No, she hadn’t. Jim grimaced. Then he hung up and stared at his mother for a moment before he could bring himself to explain. He spoke in a flat monotone.
“She broke into the Blessed T. some time this morning. She was painting slogans all over the walls. The same ones as here. Dickie Patterhew caught her, called the cops.” Iris shook her head sadly. Jim glared at her. “Don’t say it, okay?”
She came and gave him a hug, but he jerked away. “You think Dickie could have held her if she didn’t want to get arrested?” he said. His mother didn’t answer.
“Where is she now?” she asked.
“They’ve got her over at the jail until they can figure out what to do with her.” Even before Jim had finished the statement, his eyes flashed with panic. “Cripes!” he said, and he punched in the phone number at the Expositor again. Dorothy put him through to Hec.

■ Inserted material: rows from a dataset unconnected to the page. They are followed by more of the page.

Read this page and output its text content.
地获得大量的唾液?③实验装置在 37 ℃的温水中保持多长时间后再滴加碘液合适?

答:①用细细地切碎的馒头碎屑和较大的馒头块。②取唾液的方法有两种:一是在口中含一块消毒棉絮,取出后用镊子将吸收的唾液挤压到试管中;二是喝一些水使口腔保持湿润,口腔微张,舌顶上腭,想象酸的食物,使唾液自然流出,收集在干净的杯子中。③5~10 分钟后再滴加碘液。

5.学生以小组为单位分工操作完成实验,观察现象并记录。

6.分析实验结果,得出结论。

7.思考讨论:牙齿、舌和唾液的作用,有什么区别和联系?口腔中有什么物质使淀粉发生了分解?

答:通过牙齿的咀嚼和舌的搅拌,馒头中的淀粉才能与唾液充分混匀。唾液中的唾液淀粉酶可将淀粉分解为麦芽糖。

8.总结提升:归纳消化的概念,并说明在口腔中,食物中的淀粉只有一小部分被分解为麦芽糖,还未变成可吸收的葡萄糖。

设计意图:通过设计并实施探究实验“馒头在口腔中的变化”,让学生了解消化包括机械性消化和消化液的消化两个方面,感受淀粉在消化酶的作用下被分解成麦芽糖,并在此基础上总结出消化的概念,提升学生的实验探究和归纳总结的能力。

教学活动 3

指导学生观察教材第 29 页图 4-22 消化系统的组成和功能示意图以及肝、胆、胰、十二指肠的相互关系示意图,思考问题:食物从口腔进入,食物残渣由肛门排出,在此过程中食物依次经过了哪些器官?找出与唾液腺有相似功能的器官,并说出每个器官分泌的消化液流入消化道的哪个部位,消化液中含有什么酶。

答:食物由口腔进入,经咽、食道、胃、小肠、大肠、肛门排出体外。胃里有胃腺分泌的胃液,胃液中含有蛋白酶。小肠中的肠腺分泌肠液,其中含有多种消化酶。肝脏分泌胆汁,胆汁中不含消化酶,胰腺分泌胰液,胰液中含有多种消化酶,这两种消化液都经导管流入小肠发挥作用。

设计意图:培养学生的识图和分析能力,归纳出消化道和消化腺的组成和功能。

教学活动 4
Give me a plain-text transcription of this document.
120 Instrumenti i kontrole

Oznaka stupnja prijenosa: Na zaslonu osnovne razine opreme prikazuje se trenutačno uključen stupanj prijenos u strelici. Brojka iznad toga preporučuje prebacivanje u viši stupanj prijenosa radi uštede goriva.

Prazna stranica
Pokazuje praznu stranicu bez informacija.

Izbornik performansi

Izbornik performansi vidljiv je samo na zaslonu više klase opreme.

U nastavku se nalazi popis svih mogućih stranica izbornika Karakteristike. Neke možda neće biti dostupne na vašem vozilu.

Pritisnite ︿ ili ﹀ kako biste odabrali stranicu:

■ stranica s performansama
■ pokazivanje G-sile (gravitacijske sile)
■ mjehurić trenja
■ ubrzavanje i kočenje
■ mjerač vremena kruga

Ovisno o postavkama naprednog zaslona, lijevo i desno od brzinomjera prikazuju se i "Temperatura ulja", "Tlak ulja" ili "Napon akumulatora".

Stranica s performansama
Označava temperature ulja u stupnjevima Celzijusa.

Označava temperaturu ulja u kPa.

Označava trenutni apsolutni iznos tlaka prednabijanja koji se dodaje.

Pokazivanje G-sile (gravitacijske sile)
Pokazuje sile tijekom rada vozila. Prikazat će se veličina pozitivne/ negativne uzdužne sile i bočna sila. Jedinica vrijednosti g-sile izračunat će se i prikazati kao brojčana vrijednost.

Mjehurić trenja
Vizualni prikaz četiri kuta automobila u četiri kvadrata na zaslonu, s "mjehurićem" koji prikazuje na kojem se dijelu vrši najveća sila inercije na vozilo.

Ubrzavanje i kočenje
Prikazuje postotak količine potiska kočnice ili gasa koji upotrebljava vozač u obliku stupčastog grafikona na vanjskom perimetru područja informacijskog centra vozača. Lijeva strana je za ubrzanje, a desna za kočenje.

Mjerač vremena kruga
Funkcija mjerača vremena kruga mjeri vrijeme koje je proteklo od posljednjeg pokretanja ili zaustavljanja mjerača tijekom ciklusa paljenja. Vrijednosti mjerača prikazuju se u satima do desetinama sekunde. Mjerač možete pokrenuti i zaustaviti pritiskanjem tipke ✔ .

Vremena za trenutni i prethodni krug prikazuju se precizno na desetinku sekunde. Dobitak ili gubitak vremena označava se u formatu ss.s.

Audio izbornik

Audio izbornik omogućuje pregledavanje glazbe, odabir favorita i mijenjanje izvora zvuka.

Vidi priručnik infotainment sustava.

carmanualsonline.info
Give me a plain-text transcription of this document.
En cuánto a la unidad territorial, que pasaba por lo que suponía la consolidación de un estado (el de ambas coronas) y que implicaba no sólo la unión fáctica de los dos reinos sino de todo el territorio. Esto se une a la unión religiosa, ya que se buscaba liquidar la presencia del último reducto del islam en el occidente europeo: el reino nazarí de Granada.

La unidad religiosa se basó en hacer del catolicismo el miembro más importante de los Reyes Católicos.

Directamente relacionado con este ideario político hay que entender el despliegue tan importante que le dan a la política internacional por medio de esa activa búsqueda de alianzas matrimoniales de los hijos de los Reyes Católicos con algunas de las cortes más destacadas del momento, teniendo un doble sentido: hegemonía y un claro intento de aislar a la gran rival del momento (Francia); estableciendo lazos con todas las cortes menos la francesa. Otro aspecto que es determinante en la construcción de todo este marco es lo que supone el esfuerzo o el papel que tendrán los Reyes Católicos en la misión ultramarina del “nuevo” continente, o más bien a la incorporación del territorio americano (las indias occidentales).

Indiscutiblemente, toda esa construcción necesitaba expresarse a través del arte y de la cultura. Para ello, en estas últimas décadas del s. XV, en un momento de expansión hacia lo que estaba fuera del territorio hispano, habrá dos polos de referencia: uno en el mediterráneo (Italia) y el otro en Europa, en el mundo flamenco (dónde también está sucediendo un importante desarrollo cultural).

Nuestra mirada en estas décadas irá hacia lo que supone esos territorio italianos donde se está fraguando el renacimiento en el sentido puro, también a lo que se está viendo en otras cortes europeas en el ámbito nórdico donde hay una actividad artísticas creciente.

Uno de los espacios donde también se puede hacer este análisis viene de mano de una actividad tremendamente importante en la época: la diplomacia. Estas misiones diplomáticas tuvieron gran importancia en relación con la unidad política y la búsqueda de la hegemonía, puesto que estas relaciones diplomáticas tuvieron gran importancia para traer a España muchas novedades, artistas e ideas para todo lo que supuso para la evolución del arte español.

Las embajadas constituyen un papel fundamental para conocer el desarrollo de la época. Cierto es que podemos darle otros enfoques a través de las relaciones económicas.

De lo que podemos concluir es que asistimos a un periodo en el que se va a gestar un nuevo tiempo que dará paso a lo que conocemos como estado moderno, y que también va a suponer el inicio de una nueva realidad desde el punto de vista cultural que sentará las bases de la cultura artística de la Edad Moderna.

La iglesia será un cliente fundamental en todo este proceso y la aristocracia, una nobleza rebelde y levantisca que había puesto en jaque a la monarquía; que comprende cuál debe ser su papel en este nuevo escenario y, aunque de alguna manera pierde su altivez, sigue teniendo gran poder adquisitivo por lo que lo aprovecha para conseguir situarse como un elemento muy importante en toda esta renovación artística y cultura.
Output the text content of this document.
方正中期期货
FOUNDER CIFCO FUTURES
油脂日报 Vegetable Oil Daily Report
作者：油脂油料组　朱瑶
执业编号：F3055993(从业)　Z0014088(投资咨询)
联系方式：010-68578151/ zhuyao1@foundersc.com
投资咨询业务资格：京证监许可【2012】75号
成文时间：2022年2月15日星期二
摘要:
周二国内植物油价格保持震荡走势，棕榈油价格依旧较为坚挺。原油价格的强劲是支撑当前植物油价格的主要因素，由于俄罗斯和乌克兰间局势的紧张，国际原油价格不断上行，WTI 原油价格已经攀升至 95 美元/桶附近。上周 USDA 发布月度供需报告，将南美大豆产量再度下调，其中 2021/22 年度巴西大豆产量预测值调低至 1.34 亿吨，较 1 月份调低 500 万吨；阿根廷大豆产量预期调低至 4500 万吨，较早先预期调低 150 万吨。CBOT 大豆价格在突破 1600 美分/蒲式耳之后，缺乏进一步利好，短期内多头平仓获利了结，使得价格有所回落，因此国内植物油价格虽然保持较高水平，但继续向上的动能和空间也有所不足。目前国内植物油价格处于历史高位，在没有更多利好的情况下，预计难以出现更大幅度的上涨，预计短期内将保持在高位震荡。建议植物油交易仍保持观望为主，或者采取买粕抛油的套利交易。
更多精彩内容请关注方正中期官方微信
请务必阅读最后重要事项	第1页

“Hec, it’s me,” said Jim. “You’ve got to tell them not to let Father Fisher take her. Not let him near her.” His mother protested, but Jim turned away and cupped the phone protectively so that she couldn’t take it from him. She stood nearby, her arms folded, frowning. He hardly noticed; he was too busy listening to what Hec had to say.
Finally, he hung up again.
“Jim,” his mother said, “Father is her legal guardian.”
“That’s what Hec said, but it doesn’t matter anyway. They can’t find him. He’s not at home. Dickie says he hasn’t been at the church. He was supposed to speak at some luncheon in Smiths Falls and he never showed up.”
“Maybe he’s doing his rounds — the hospital, the nursing homes?”
Jim raised an eyebrow. “They checked everywhere. He’s gone.”
The two of them stood for a moment in a kind of combative silence. Fisher’s disappearance meant only one thing to Jim. He was on the run. His eyes challenged his mother to say different.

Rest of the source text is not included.